What is the Laboratory for Biooptics and Molecular Imaging (LBMI)?
The main direction of the laboratory is the development of novel optical imaging and spectral techniques that allow non-invasive or minimally invasively interrogations of function and gene-expression in tissues. Furthermore we offer core imaging support for optical imaging and image analysis applications. The laboratory is an integral part of the Center for Molecular Imaging Research (CMIR) and has established collaborations with faculty in the Center and elsewhere.
Our particular focus is the development of tomographic techniques for fluorescence imaging in whole tissues, intact animals and organs. This technology, when combined with appropriate fluorescent markers and probes can enable molecular probing of disease and function and elucidate expression patterns in vivo. It is expected that fluorescence molecular imaging will enable detection and characterization of disease states even before anatomic changes become apparent. It could also revolutionarize drug discovery and development by real-time in-vivo monitoring of drug effects at the molecular level in intact tissues.

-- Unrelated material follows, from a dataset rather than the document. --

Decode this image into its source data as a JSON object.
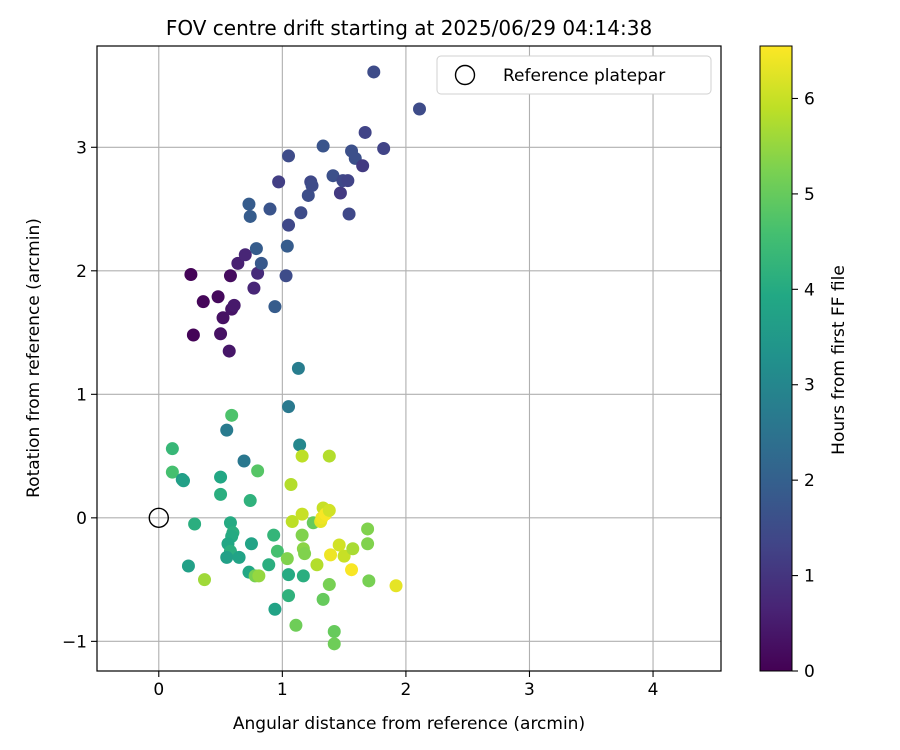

To support our goals we have put forth several key focus areas that enable us to move forward in all aspects of this multi-disciplinary research. Our key ongoing projects are as follows:
Optical instrumentation and hardware development is an essential part of our effort. Currently we have completed the development of two Fluorescence Molecular Tomography systems (FMT) with different performance characteristics for imaging of activatable probes and of fluorescent proteins using constant wave illumination sources. We have further implemented a combined real-time reflectance and FMT imaging system and we have undertaken the development of an FMT system operating in the time domain. Furthermore we have constructed a time-resolved spectrometer for measurements of optical properties in diffuse media and we have developed a highly sensitive planar imaging system for bioluminescence imaging.

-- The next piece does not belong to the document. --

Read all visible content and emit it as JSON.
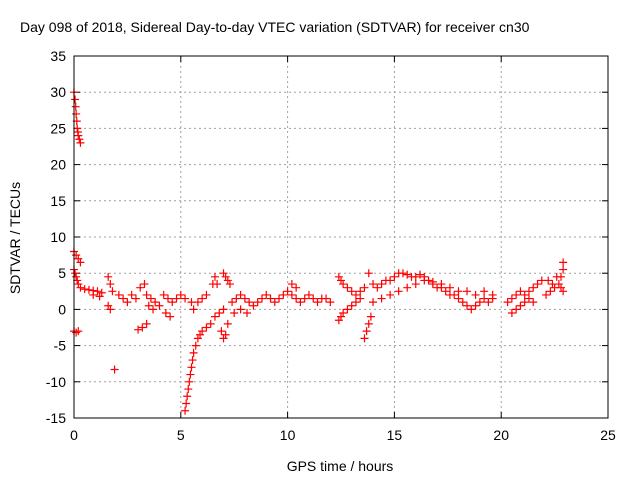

We research time-efficient forward and inversion schemes for fluorescence molecular tomography (FMT) and diffuse optical tomography (DOT) and spectroscopy using solutions of the diffusion equation. We also consider solutions of the transport equation for specific applications. Furthermore we optimize different forward models for the different optical imaging and spectroscopy systems developed. An important other topic we consider is the development of appropriate methods for optimization of the information content of the various measurements performed.
Data and image processing and rendering
Our effort in data and image processing supports the optical instrumentation and theoretical developments for basic and advanced data pre-processing and filtering. We further develop methodologies for pattern recognition and image registration associated with the various imaging modalities developed and used. Our work with data visualization is associated with rendering of three-dimensional structures and the merging of reconstructed or raw images obtained with different imaging modalities such as FMT, planar imaging and MRI.
Our efforts for in-vivo imaging span a large area of different applications. We have our own core for development and supply of basic animal models, especially tumor models of different cell lines. We further perform basic surgery and microscopic and molecular analysis of excised tissues that aids mainly in imaging method validation and performance testing with in-vivo samples. However a major strength is the collaboration with several investigators who have exciting biological questions, animal models and protocols. Examples of current applications include imaging of enzyme expression patterns in various tumor cell lines, imaging of apoptosis or imaging of gene expression associated with viral transfection.